Не имея зонта особой конструкции, я ощущал, как словесный ливень фантастических превосходных степеней увлекает меня в опасную быстрину лжи и глупости, подобно мощному водопаду, затягивает меня в смертельный водоворот фальшивой риторики, который вот-вот перевернет утлый резиновый челн и приблизит роковой миг позорной гибели разоблаченного искусством Хуго-Хуго, жалкого и презираемого служащего, которого и раньше-то никто и в грош не ставил. Мутные воды предрассудков, общественного мнения и юридической ответственности несли меня в открытое море, а вдали едва виднелась скользящая по волнам княжеская регата с надутыми парусами; на ветру гордо реяли ее победоносные стяги, и мне казалось, что просторы океана бороздит огромный флот хвалебных эпитетов, адресованных Домачинскому — великому адмиралу и лорд-протектору, чьи корабли нагружены железными тазами и ночными горшками для Персии, а поезда — разнообразными товарами, тому, кому принадлежат банки и города, светящиеся рекламы, которые кричат: покупайте шерри-бренди Домачинского, покупайте мыло Домачинского! Стелется над землей дым пароходов, локомотивов и гигантских барж Домачинского, гудят машины, шумят приводные ремни, воют сирены, кричит печать — еженедельники и специальный выпуск «Газеты» — об осуждении клеветника на восемь месяцев одиночного заключения, мелькают заголовки: Домачинский, доктор Хуго-Хуго и снова Домачинский, Домачинский, Домачинский…

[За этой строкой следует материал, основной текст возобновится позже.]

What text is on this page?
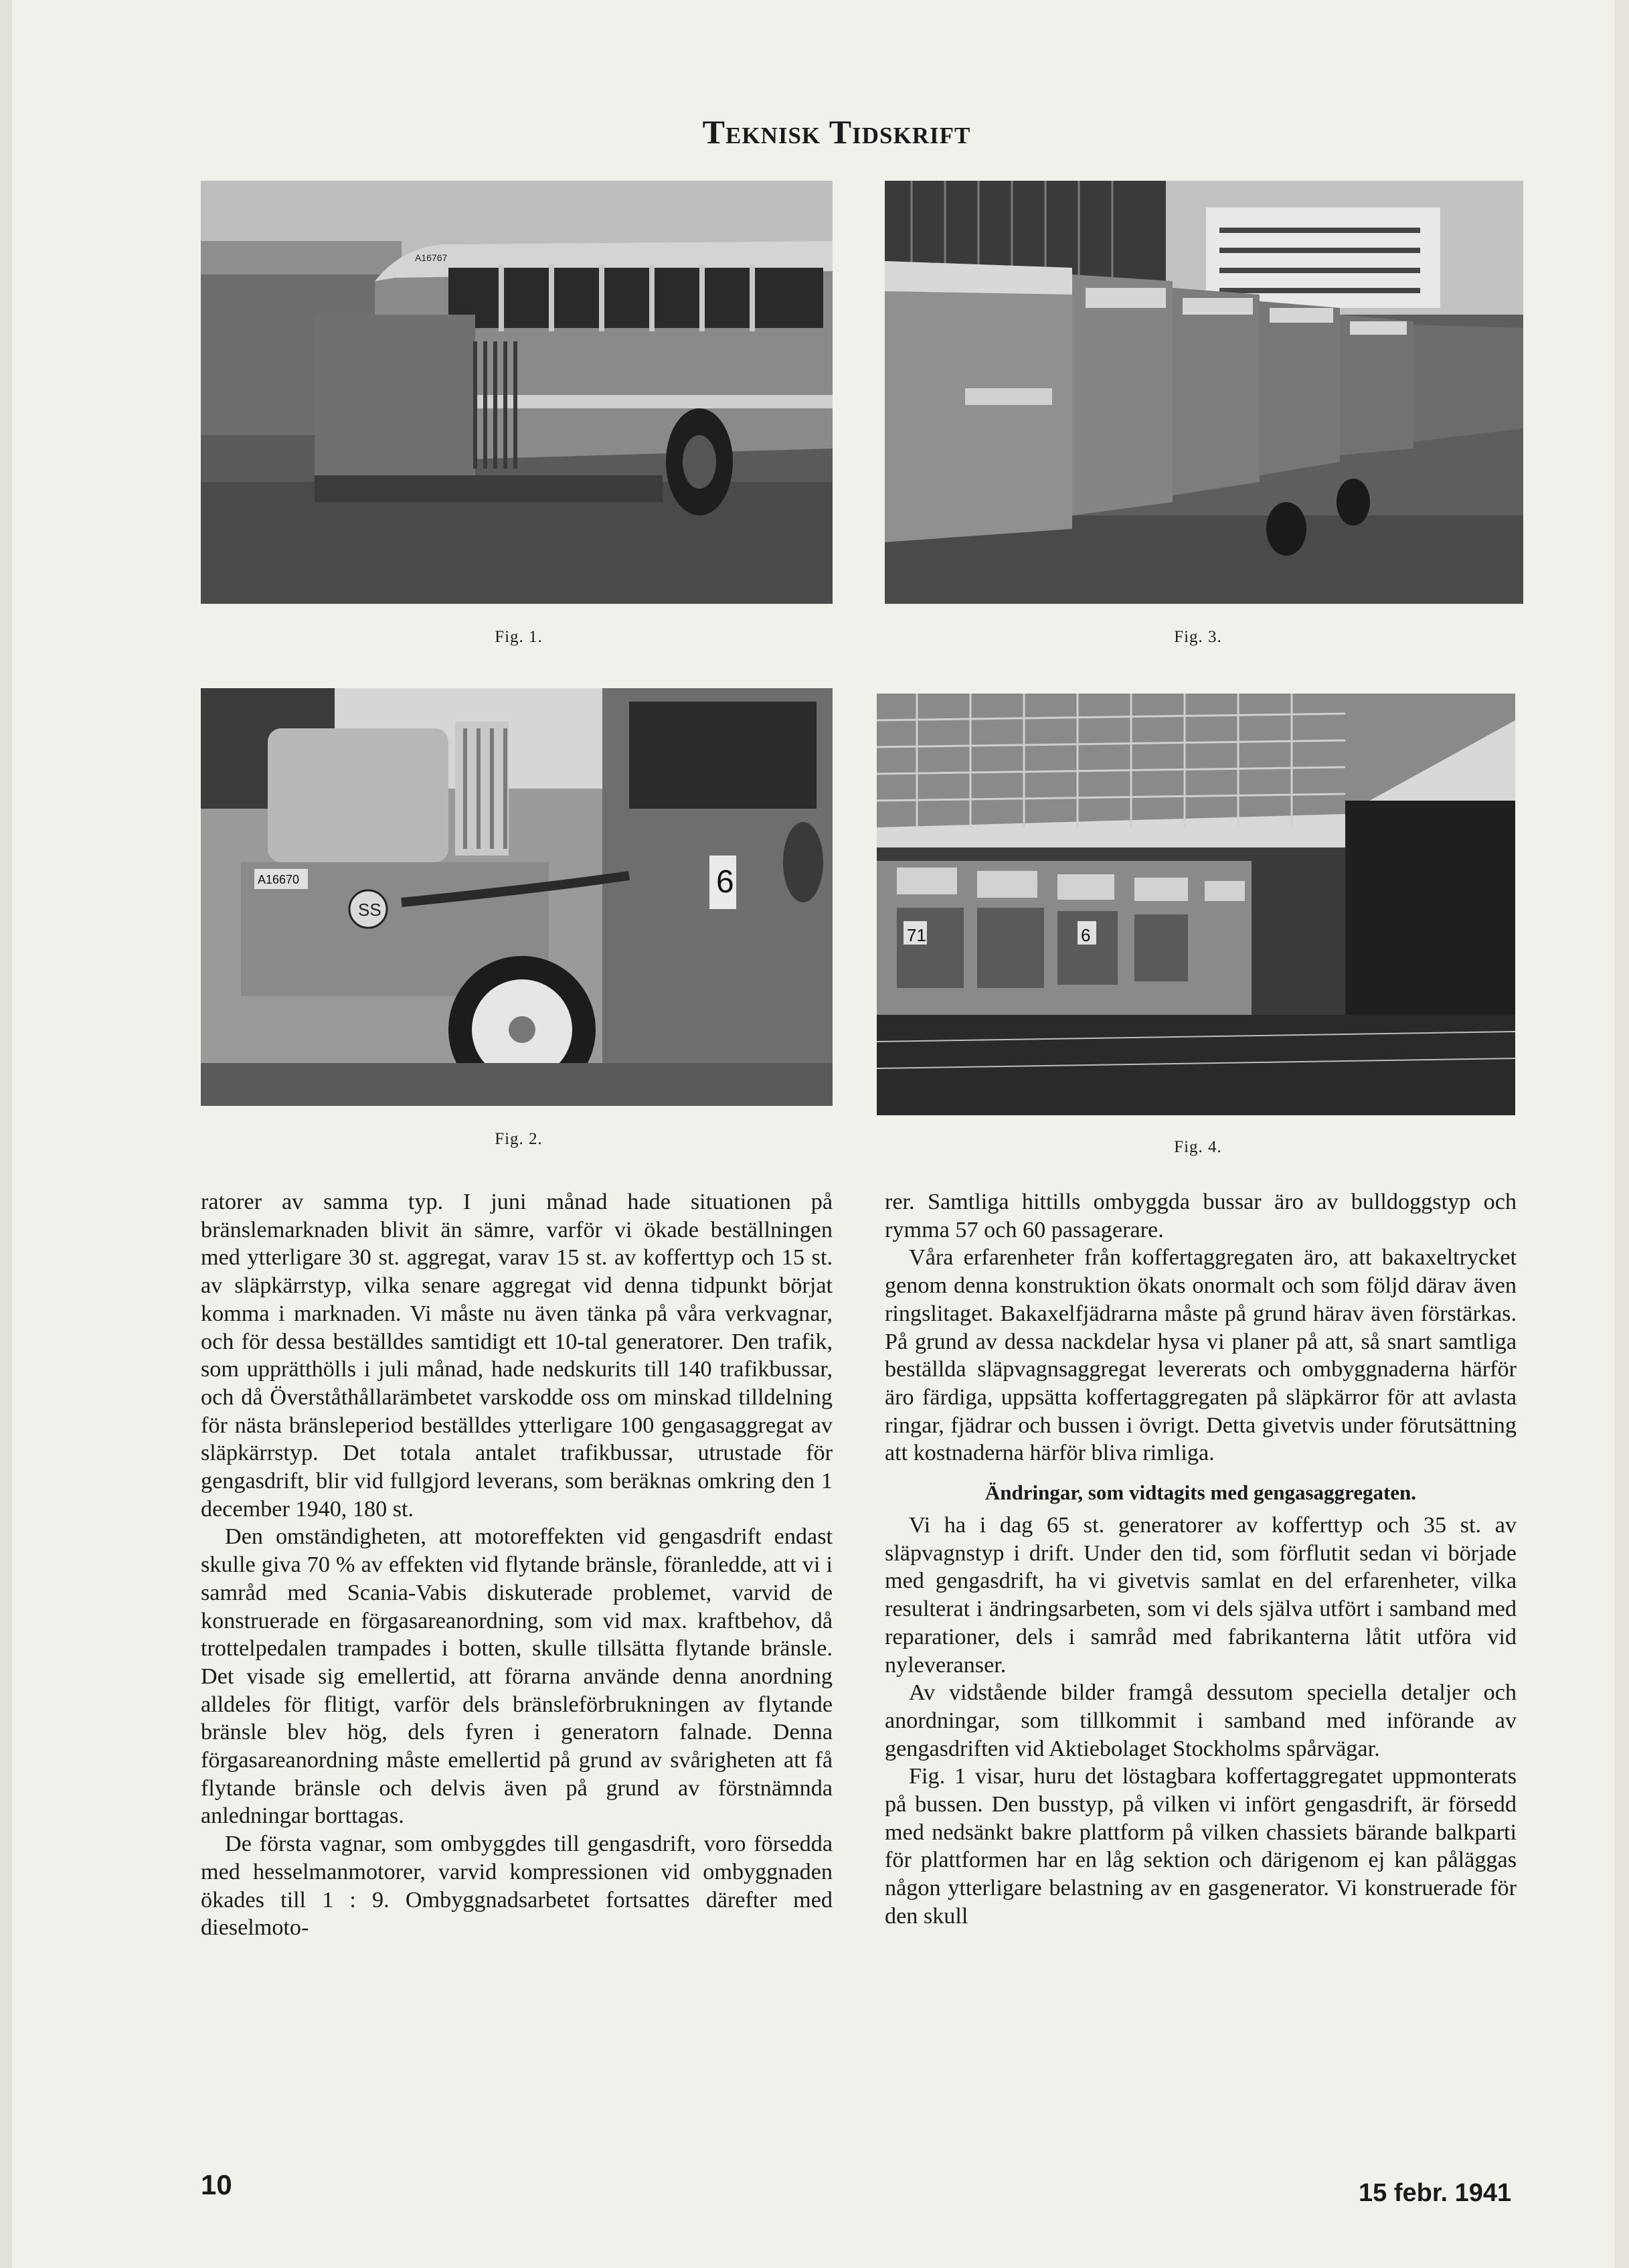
Teknisk Tidskrift
A16767
Fig. 1.	Fig. 3.
6
A16670
SS
Fig. 2.
71	6
Fig. 4.

ratorer av samma typ. I juni månad hade situationen på bränslemarknaden blivit än sämre, varför vi ökade beställningen med ytterligare 30 st. aggregat, varav 15 st. av kofferttyp och 15 st. av släpkärrstyp, vilka senare aggregat vid denna tidpunkt börjat komma i marknaden. Vi måste nu även tänka på våra verkvagnar, och för dessa beställdes samtidigt ett 10-tal generatorer. Den trafik, som upprätthölls i juli månad, hade nedskurits till 140 trafikbussar, och då Överståthållarämbetet varskodde oss om minskad tilldelning för nästa bränsleperiod beställdes ytterligare 100 gengasaggregat av släpkärrstyp. Det totala antalet trafikbussar, utrustade för gengasdrift, blir vid fullgjord leverans, som beräknas omkring den 1 december 1940, 180 st.

Den omständigheten, att motoreffekten vid gengasdrift endast skulle giva 70 % av effekten vid flytande bränsle, föranledde, att vi i samråd med Scania-Vabis diskuterade problemet, varvid de konstruerade en förgasareanordning, som vid max. kraftbehov, då trottelpedalen trampades i botten, skulle tillsätta flytande bränsle. Det visade sig emellertid, att förarna använde denna anordning alldeles för flitigt, varför dels bränsleförbrukningen av flytande bränsle blev hög, dels fyren i generatorn falnade. Denna förgasareanordning måste emellertid på grund av svårigheten att få flytande bränsle och delvis även på grund av förstnämnda anledningar borttagas.

De första vagnar, som ombyggdes till gengasdrift, voro försedda med hesselmanmotorer, varvid kompressionen vid ombyggnaden ökades till 1 : 9. Ombyggnadsarbetet fortsattes därefter med dieselmoto-

rer. Samtliga hittills ombyggda bussar äro av bulldoggstyp och rymma 57 och 60 passagerare.

Våra erfarenheter från koffertaggregaten äro, att bakaxeltrycket genom denna konstruktion ökats onormalt och som följd därav även ringslitaget. Bakaxelfjädrarna måste på grund härav även förstärkas. På grund av dessa nackdelar hysa vi planer på att, så snart samtliga beställda släpvagnsaggregat levererats och ombyggnaderna härför äro färdiga, uppsätta koffertaggregaten på släpkärror för att avlasta ringar, fjädrar och bussen i övrigt. Detta givetvis under förutsättning att kostnaderna härför bliva rimliga.

Ändringar, som vidtagits med gengasaggregaten.

Vi ha i dag 65 st. generatorer av kofferttyp och 35 st. av släpvagnstyp i drift. Under den tid, som förflutit sedan vi började med gengasdrift, ha vi givetvis samlat en del erfarenheter, vilka resulterat i ändringsarbeten, som vi dels själva utfört i samband med reparationer, dels i samråd med fabrikanterna låtit utföra vid nyleveranser.

Av vidstående bilder framgå dessutom speciella detaljer och anordningar, som tillkommit i samband med införande av gengasdriften vid Aktiebolaget Stockholms spårvägar.

Fig. 1 visar, huru det löstagbara koffertaggregatet uppmonterats på bussen. Den busstyp, på vilken vi infört gengasdrift, är försedd med nedsänkt bakre plattform på vilken chassiets bärande balkparti för plattformen har en låg sektion och därigenom ej kan påläggas någon ytterligare belastning av en gasgenerator. Vi konstruerade för den skull

10	15 febr. 1941
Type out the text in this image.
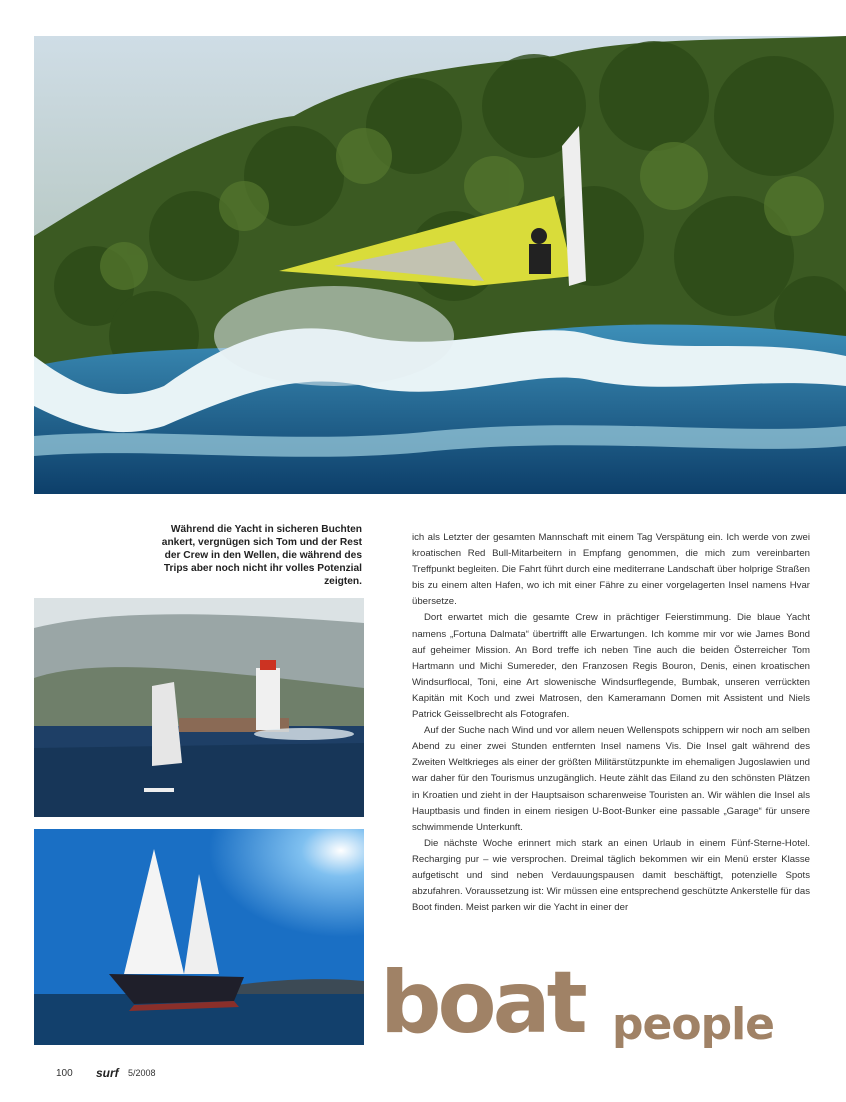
Während die Yacht in sicheren Buchten ankert, vergnügen sich Tom und der Rest der Crew in den Wellen, die während des Trips aber noch nicht ihr volles Potenzial zeigten.

ich als Letzter der gesamten Mannschaft mit einem Tag Verspätung ein. Ich werde von zwei kroatischen Red Bull-Mitarbeitern in Empfang genommen, die mich zum vereinbarten Treffpunkt begleiten. Die Fahrt führt durch eine mediterrane Landschaft über holprige Straßen bis zu einem alten Hafen, wo ich mit einer Fähre zu einer vorgelagerten Insel namens Hvar übersetze.

Dort erwartet mich die gesamte Crew in prächtiger Feierstimmung. Die blaue Yacht namens „Fortuna Dalmata“ übertrifft alle Erwartungen. Ich komme mir vor wie James Bond auf geheimer Mission. An Bord treffe ich neben Tine auch die beiden Österreicher Tom Hartmann und Michi Sumereder, den Franzosen Regis Bouron, Denis, einen kroatischen Windsurflocal, Toni, eine Art slowenische Windsurflegende, Bumbak, unseren verrückten Kapitän mit Koch und zwei Matrosen, den Kameramann Domen mit Assistent und Niels Patrick Geisselbrecht als Fotografen.

Auf der Suche nach Wind und vor allem neuen Wellenspots schippern wir noch am selben Abend zu einer zwei Stunden entfernten Insel namens Vis. Die Insel galt während des Zweiten Weltkrieges als einer der größten Militärstützpunkte im ehemaligen Jugoslawien und war daher für den Tourismus unzugänglich. Heute zählt das Eiland zu den schönsten Plätzen in Kroatien und zieht in der Hauptsaison scharenweise Touristen an. Wir wählen die Insel als Hauptbasis und finden in einem riesigen U-Boot-Bunker eine passable „Garage“ für unsere schwimmende Unterkunft.

Die nächste Woche erinnert mich stark an einen Urlaub in einem Fünf-Sterne-Hotel. Recharging pur – wie versprochen. Dreimal täglich bekommen wir ein Menü erster Klasse aufgetischt und sind neben Verdauungspausen damit beschäftigt, potenzielle Spots abzufahren. Voraussetzung ist: Wir müssen eine entsprechend geschützte Ankerstelle für das Boot finden. Meist parken wir die Yacht in einer der

boat people
100 surf 5/2008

— Преступление, которое я совершил — а я, несомненно, «нанес оскорбление», — обойдется мне в год тюрьмы или в десять тысяч штрафа! Если бы фон Ругвай взыскал с меня кругленькую сумму, я был бы наверху блаженства, но фон Ругвай — племянник Аквацурти-Сарваш-Дальской и, по всей вероятности, предпочтет посадить меня, благо, способ наказания преступника зависит исключительно от внутренних убеждений судьи, которые, надо думать, окажутся настолько свободными от предвзятости, что побудят его лишить меня свободы по меньшей мере на восемь месяцев…
Желая оставаться последовательным, я не собирался отрицать очевидной истины, что назвал Домачинского убийцей, бандитом и преступным типом, лишь случайно не застрелившим меня из револьвера, о чем я не упускал возможности неоднократно сообщать широкому кругу наших общих знакомых, вызванных в качестве свидетелей на судилище, инкриминирующее мне «ущемление чести другого лица», которое выразилось в том, что я недвусмысленно обнаружил неуважение к господину генеральному директору Домачинскому, то есть «другому лицу». Теперь дружеские беседы отброшены в сторону; лица, с коими я вел частные разговоры, вызваны к зеленому столу в качестве свидетелей, точно поименованных в списке и долженствующих принять участие в спектакле, возглавляемом господином Ругваем, занявшим свое место под никелированным распятием, откуда он по временам бросал на меня из-под стекол пенсне холодный, пронизывающий, рыбий взгляд, скользящий словно змея, притаившаяся под крестом с распятым на ней Иисусом из желтой меди. Лицо Христа оставалось невидимым, я различал лишь его раскинутые руки, что темными мазками вырисовывались на белом никеле креста, освещенном лучом солнца, проникшим сквозь окно в душное, переполненное людьми помещение. Запахи калош, парфюмерии, женщин, смолы и угля. На улице идет мокрый снег, он падает тяжелыми, пушистыми, влажными хлопьями; за окном пролетел голубь, и трепет его крыльев слышен в зале, где доктор Хуго-Хуго слагает неистовый панегирик Домачинскому. На дворе стоит туманный февраль, пахнущий весной, поют водосточные трубы и раздается смех девушек, а с высокого каштана, на котором чудом держатся бурые сухие листья, вдруг сорвался пласт мокрого снега и воробьи, насмерть перепуганные обвалом крошечной февральской лавины, громко чирикая, разлетелись в разные стороны, как черные осколки картечи.